On Dhoni's captaincy - True. The guy did well as a captain. Though the world cup was won here in India where our players are too good, it looked like Dhoni played his role quite efficiently.. The same players in Australia or South Africa appear almost like their favorite Sharad Pawar at an international conference.. It looked like the captain had less to do in the world cup tournament, he had lesser to do in Australia. Yet, he is given credit for both the results. However, yes changing the captain would be a good idea since you never know, the captain must have had something to do in Australia which he didn't!

On Dravid and Laxman's retirement - Whenever results have been horrible, there's tendency to target the older ones, more specifically, Dravid and Laxman in the current squad. They are easy targets. Both of them are being asked to retire mainly  for one of the following or both.
i) They are aged and their performance has come down. Dravid has come 'down' because he has been bowled five times this series, and Laxman has to retire because his average has been too low.
ii) It's time to bring in new guys which is the first step to ensure better performance in tests.

Laxman played well against West Indies both in West Indies and in India and Dravid has been doing well consistently and was the only batsman who scored runs in England. So, it hasn't been the case that they have been performing badly for a long time and they are still there in the team. They've had one bad series. Just one. Considering the batting averages of other batsmen, Dravid's average isn't too bad. I'm not forgetting that Dravid has been bowled out five times in a series but I'm also not forgetting that Sachin was bowled twice, was out for lbw twice. He repeatedly got out for lbw in England and nobody asks why he hasn't worked on it inspite of being the best batsman in the world. Nobody questions his form. Yes he has a better average this series but it hasn't been as good as Dravid's average in England. Dravid's fans can say "Out of five, he was bowled out at least twice for deliveries that were too good for any batsman".

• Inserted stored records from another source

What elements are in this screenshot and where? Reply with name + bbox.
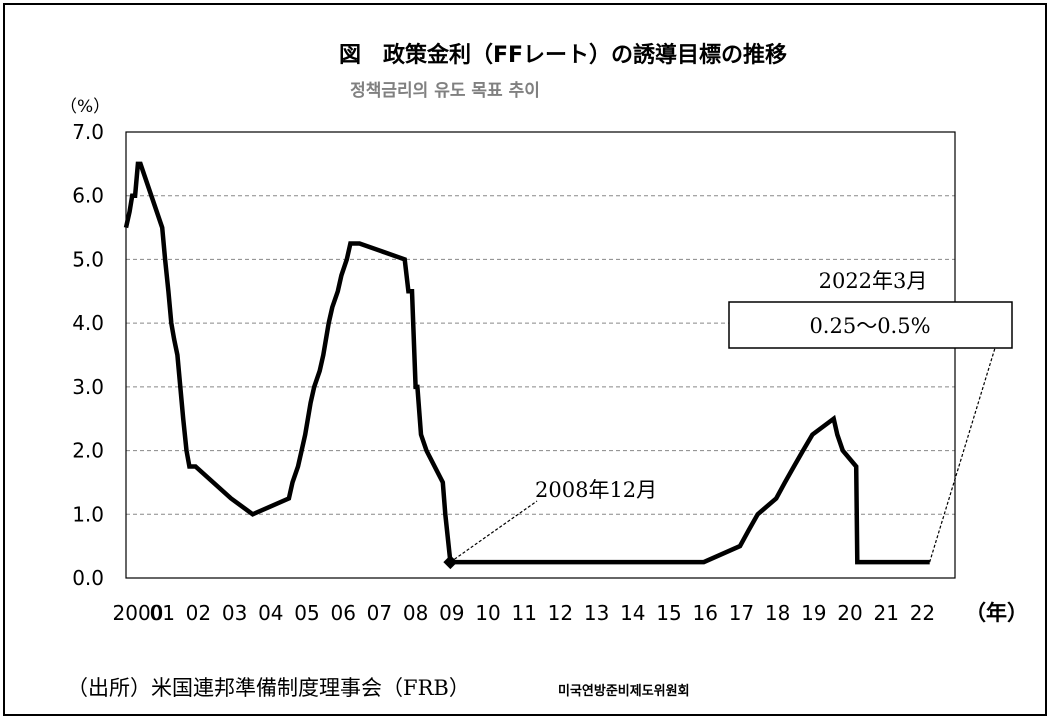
y-tick-label-7.0: 7.0 <box>72 120 104 144</box>
annotation-2008-12: 2008年12月 <box>535 478 657 502</box>
y-tick-label-0.0: 0.0 <box>72 566 104 590</box>
y-tick-label-6.0: 6.0 <box>72 184 104 208</box>
x-tick-label-13: 13 <box>584 601 609 625</box>
leader-line-2022 <box>929 347 996 563</box>
x-tick-label-19: 19 <box>801 601 826 625</box>
x-tick-label-20: 20 <box>837 601 862 625</box>
y-tick-label-3.0: 3.0 <box>72 375 104 399</box>
series-line-0 <box>123 161 930 565</box>
source-note-korean: 미국연방준비제도위원회 <box>558 683 690 699</box>
annotation-layer: 2008年12月 2022年3月 0.25～0.5% <box>443 269 1013 570</box>
y-tick-label-1.0: 1.0 <box>72 502 104 526</box>
annotation-2022-3: 2022年3月 <box>819 269 928 293</box>
y-tick-label-5.0: 5.0 <box>72 247 104 271</box>
x-tick-label-01: 01 <box>149 601 174 625</box>
plot-area-border <box>125 131 956 579</box>
x-tick-label-22: 22 <box>910 601 935 625</box>
x-axis-unit-label: （年） <box>965 601 1028 625</box>
x-tick-label-16: 16 <box>692 601 717 625</box>
leader-line-2008 <box>450 500 538 563</box>
x-tick-label-14: 14 <box>620 601 645 625</box>
x-tick-label-08: 08 <box>403 601 428 625</box>
chart-canvas: 図 政策金利（FFレート）の誘導目標の推移 정책금리의 유도 목표 추이 （%）… <box>60 42 1028 700</box>
source-note: （出所）米国連邦準備制度理事会（FRB） <box>67 676 470 700</box>
x-tick-label-09: 09 <box>439 601 464 625</box>
x-tick-label-07: 07 <box>367 601 392 625</box>
y-axis: 0.0 1.0 2.0 3.0 4.0 5.0 6.0 7.0 <box>72 120 104 590</box>
x-tick-label-17: 17 <box>729 601 754 625</box>
x-tick-label-03: 03 <box>222 601 247 625</box>
x-tick-label-2000: 2000 <box>113 601 164 625</box>
chart-subtitle: 정책금리의 유도 목표 추이 <box>350 81 540 101</box>
y-axis-unit-label: （%） <box>60 97 110 117</box>
callout-box-2022 <box>728 301 1013 349</box>
x-tick-label-06: 06 <box>330 601 355 625</box>
chart-title: 図 政策金利（FFレート）の誘導目標の推移 <box>339 42 787 68</box>
series-layer <box>123 161 930 565</box>
x-tick-label-21: 21 <box>873 601 898 625</box>
grid-lines <box>126 195 955 515</box>
annotation-2022-value: 0.25～0.5% <box>809 314 930 338</box>
x-tick-label-11: 11 <box>511 601 536 625</box>
x-tick-label-12: 12 <box>548 601 573 625</box>
y-tick-label-4.0: 4.0 <box>72 311 104 335</box>
x-tick-label-18: 18 <box>765 601 790 625</box>
x-tick-label-04: 04 <box>258 601 283 625</box>
chart-frame: 図 政策金利（FFレート）の誘導目標の推移 정책금리의 유도 목표 추이 （%）… <box>3 3 1047 716</box>
x-tick-label-02: 02 <box>186 601 211 625</box>
y-tick-label-2.0: 2.0 <box>72 439 104 463</box>
x-tick-label-15: 15 <box>656 601 681 625</box>
x-tick-label-05: 05 <box>294 601 319 625</box>
x-tick-label-10: 10 <box>475 601 500 625</box>
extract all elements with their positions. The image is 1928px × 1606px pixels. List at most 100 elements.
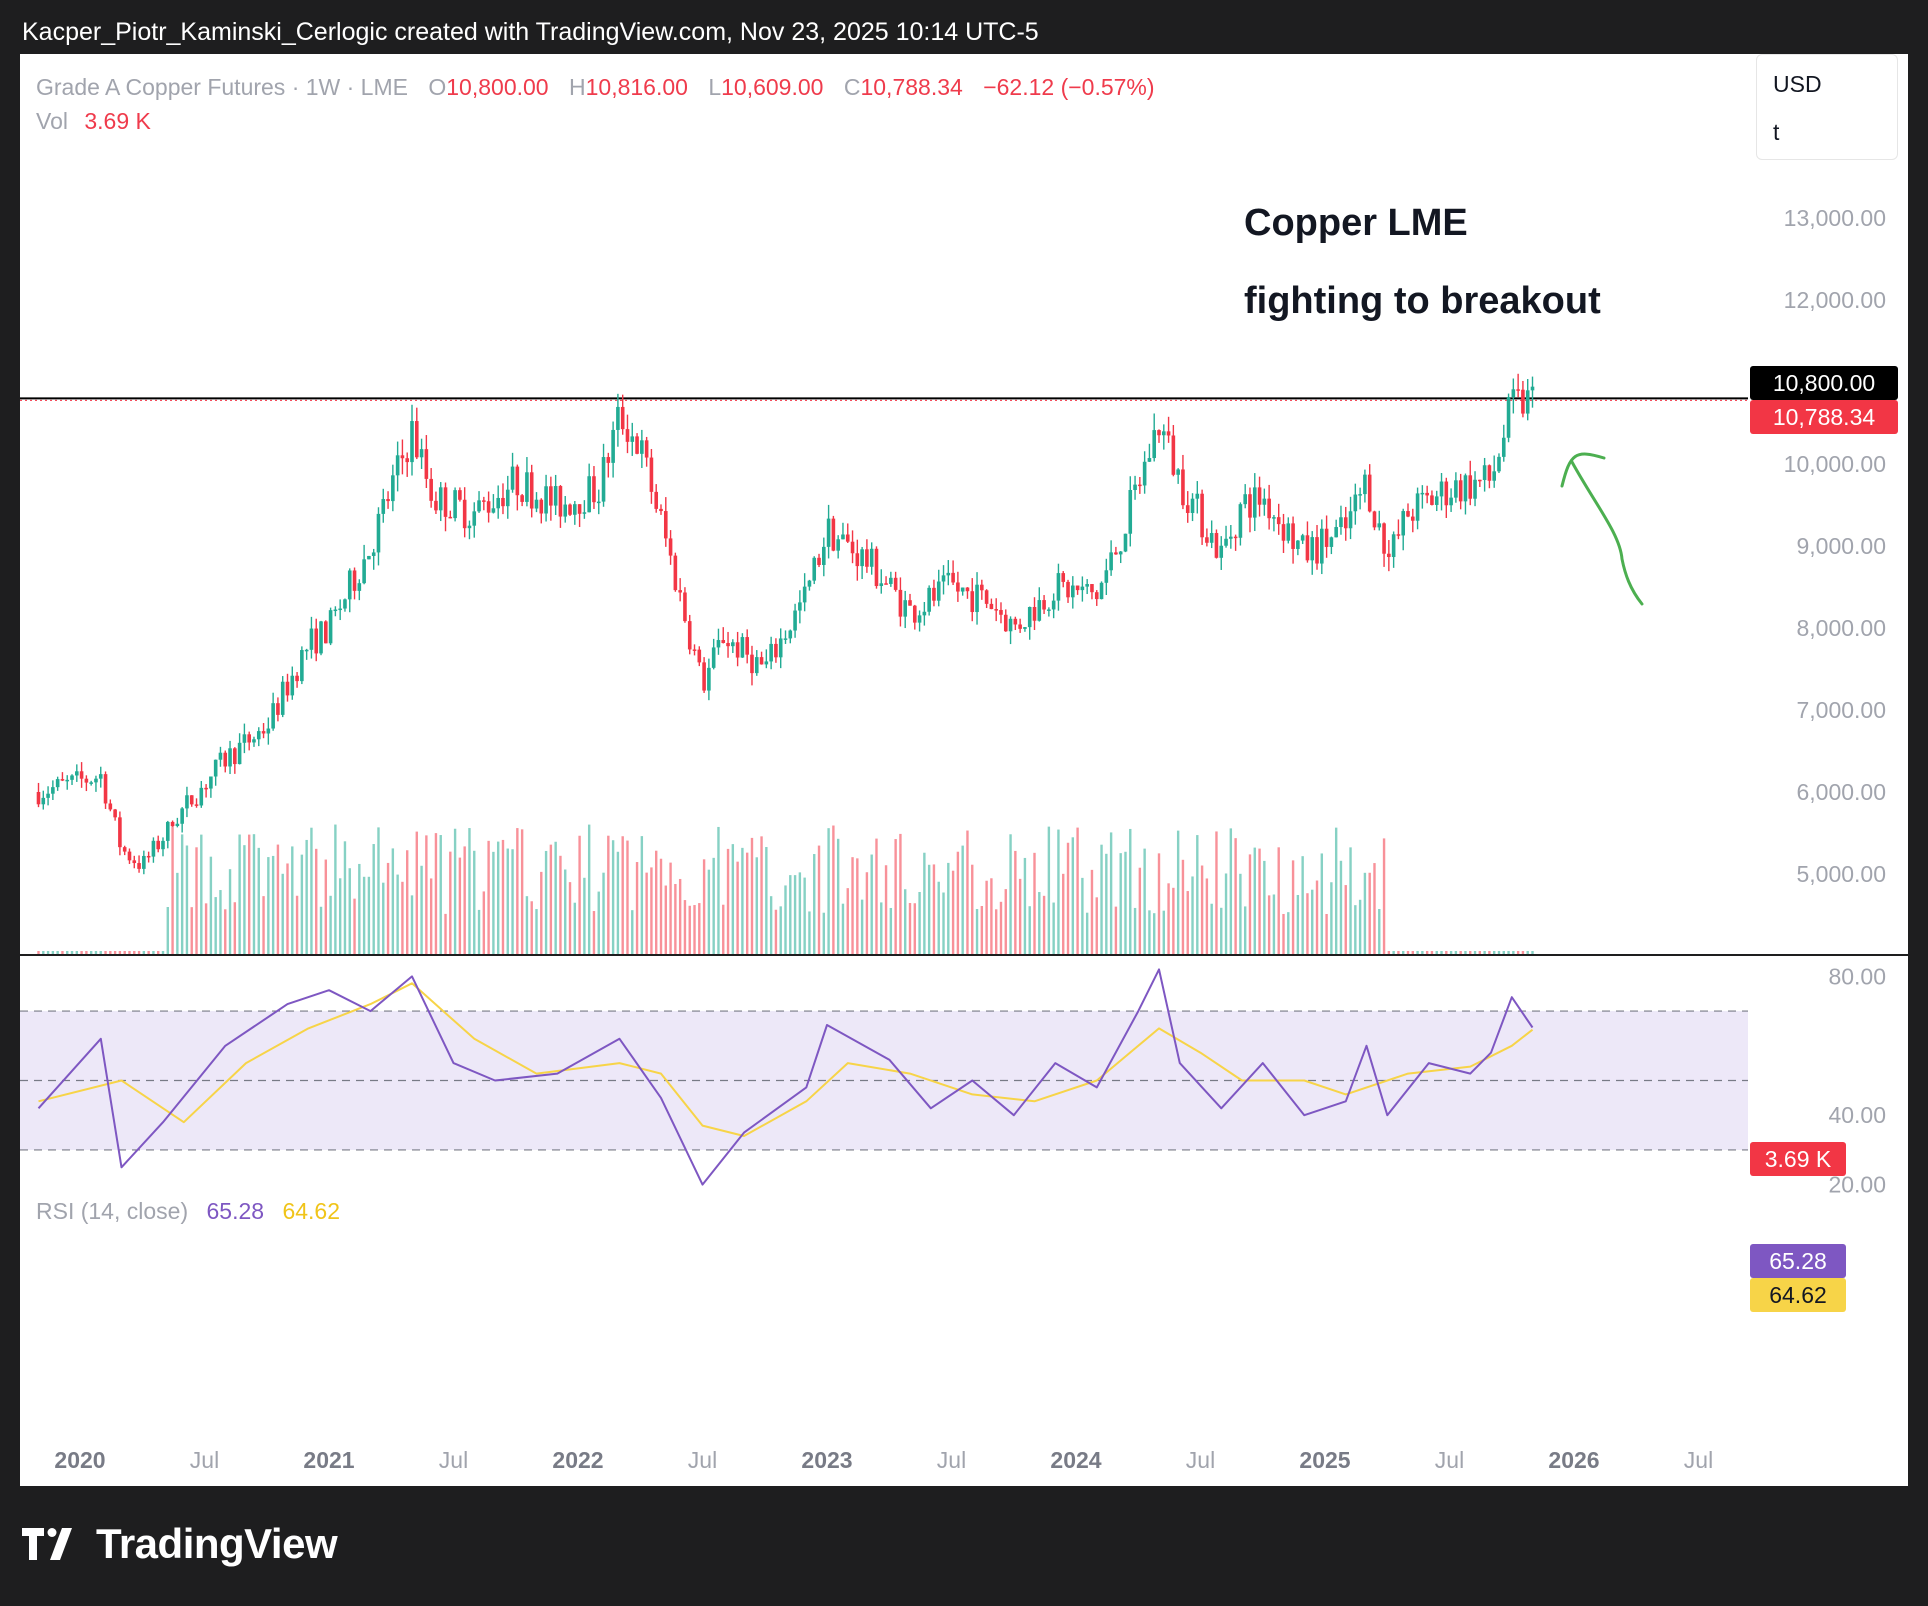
volume-bar: [142, 951, 146, 954]
candle-body: [453, 490, 457, 519]
candle-body: [185, 795, 189, 809]
currency-label[interactable]: USD: [1773, 71, 1822, 97]
candle-body: [1363, 474, 1367, 495]
candle-body: [204, 787, 208, 790]
candle-body: [319, 621, 323, 654]
volume-bar: [722, 904, 725, 954]
candle-body: [654, 491, 659, 509]
candle-body: [783, 638, 788, 640]
volume-bar: [80, 951, 83, 954]
volume-bar: [166, 907, 169, 954]
candle-body: [1334, 527, 1338, 538]
candle-body: [419, 449, 424, 458]
candle-body: [1276, 517, 1281, 525]
candle-body: [1382, 523, 1386, 554]
candle-body: [472, 511, 477, 526]
volume-bar: [516, 828, 519, 954]
candle-body: [754, 657, 759, 674]
candle-body: [1425, 492, 1429, 496]
candle-body: [429, 478, 433, 501]
volume-bar: [1014, 850, 1017, 954]
volume-bar: [530, 901, 533, 954]
price-axis-tick: 9,000.00: [1796, 533, 1886, 559]
last-price-tag: 10,788.34: [1750, 400, 1898, 434]
volume-bar: [755, 857, 758, 954]
volume-bar: [1263, 860, 1266, 954]
volume-bar: [348, 868, 351, 954]
time-axis-tick: Jul: [1684, 1447, 1713, 1473]
volume-bar: [1521, 951, 1525, 954]
volume-bar: [808, 911, 811, 954]
volume-bar: [1497, 951, 1501, 954]
candle-body: [70, 775, 74, 780]
candle-body: [625, 429, 630, 442]
time-axis-tick: Jul: [190, 1447, 219, 1473]
volume-bar: [966, 830, 969, 954]
volume-bar: [1382, 838, 1386, 954]
candle-body: [903, 600, 908, 617]
volume-bar: [1344, 885, 1347, 954]
volume-bar: [1291, 860, 1295, 954]
volume-bar: [1253, 847, 1256, 954]
candle-body: [371, 552, 376, 556]
volume-bar: [152, 951, 155, 954]
candle-body: [1458, 480, 1463, 502]
volume-bar: [362, 876, 366, 954]
volume-bar: [1311, 889, 1314, 954]
volume-bar: [683, 900, 687, 954]
volume-bar: [353, 898, 356, 954]
low-label: L: [708, 74, 722, 100]
volume-bar: [252, 834, 256, 954]
volume-bar: [458, 857, 462, 954]
candle-body: [362, 559, 366, 584]
currency-unit-selector[interactable]: USD t: [1756, 54, 1898, 160]
volume-bar: [645, 872, 648, 954]
candle-body: [79, 771, 84, 779]
volume-bar: [1196, 835, 1199, 954]
volume-bar: [1478, 951, 1482, 954]
candle-body: [893, 577, 898, 590]
volume-bar: [391, 848, 395, 954]
chart-canvas[interactable]: 13,000.00 12,000.00 10,000.00 9,000.00 8,000…: [20, 54, 1908, 1486]
volume-bar: [70, 951, 74, 954]
volume-bar: [736, 861, 739, 954]
volume-bar: [1435, 951, 1438, 954]
candle-body: [1248, 494, 1252, 518]
candle-body: [960, 587, 965, 592]
volume-bar: [1239, 873, 1242, 954]
rsi-value: 65.28: [206, 1198, 265, 1224]
volume-bar: [1081, 877, 1084, 954]
time-axis-tick: Jul: [937, 1447, 966, 1473]
volume-bar: [291, 846, 294, 954]
unit-label[interactable]: t: [1773, 119, 1780, 145]
volume-bar: [621, 836, 624, 954]
tradingview-logo[interactable]: TradingView: [22, 1520, 338, 1568]
volume-bar: [712, 857, 715, 954]
volume-bar: [765, 847, 768, 954]
candle-body: [1085, 584, 1089, 587]
candle-body: [347, 570, 352, 600]
volume-bar: [1100, 844, 1103, 954]
high-price-tag: 10,800.00: [1750, 366, 1898, 400]
volume-bar: [870, 854, 873, 954]
volume-bar: [1402, 951, 1405, 954]
volume-bar: [386, 862, 390, 954]
candle-body: [1286, 523, 1291, 541]
volume-bar: [980, 906, 984, 954]
volume-bar: [813, 854, 816, 954]
candle-body: [1066, 581, 1070, 598]
chart-panel[interactable]: 13,000.00 12,000.00 10,000.00 9,000.00 8,000…: [20, 54, 1908, 1486]
close-label: C: [843, 74, 861, 100]
candle-body: [1037, 600, 1042, 621]
candle-body: [1114, 552, 1118, 555]
candle-body: [410, 421, 414, 463]
candle-body: [984, 590, 989, 604]
price-axis-tick: 5,000.00: [1796, 861, 1886, 887]
time-axis-tick: 2023: [801, 1447, 852, 1473]
volume-bar: [961, 845, 964, 954]
candle-body: [462, 499, 467, 529]
volume-bar: [1186, 891, 1189, 954]
volume-bar: [247, 834, 251, 954]
volume-bar: [1076, 827, 1079, 954]
candle-body: [702, 662, 706, 691]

If we are seriously thinking about the future and that is why we want the fresh blood to come in, why didn't we think about it when Dravid or Laxman were playing well? When Laxman made 170 odd runs against West Indies, why didn't we tell him "That was great dude, now better retire. You are 37, so go gracefully, we need to look at the future as well and you hanging in there still won't help the nation anyway." When everything is going well at present, nobody cares. When something goes wrong, we are suddenly worried about future! Why aren't we asking Sachin to retire? He's aged too and if he retires, another place gets created for a youngster. Okay, we want that 100th 100 but do we ask him to retire after that. Definitely not. We allow him to play as much as he wants. Also, why do we care to wait for the 100th 100!? Does it do good to Indian cricket anyway?

Like I said earlier, I've no opinions. Laxman's retirement might help the team. I do not know. The point is that I've just noticed that we people criticize according to our convenience. All those renowned critics who have been shouting aloud that Dravid or Laxman should retire on social networking sites and blogs know that it's not a good time to ask Sachin to retire considering that people would stop reading them if they write so. However, logically, if you are asking Laxman to retire, there are no enough reasons to why Sachin shouldn't.

There's a certain amount of selfishness in all the opinions that we encounter. I being a die hard Dravid fan, would want him to play forever. Sachin's worshipers would want to see him making a 100 partnership with his son at MCG. Such opinions, despite being illogical, demoralize the players too. It's quite interesting to study how our thought process go and despite having loopholes, attempts to make strong points.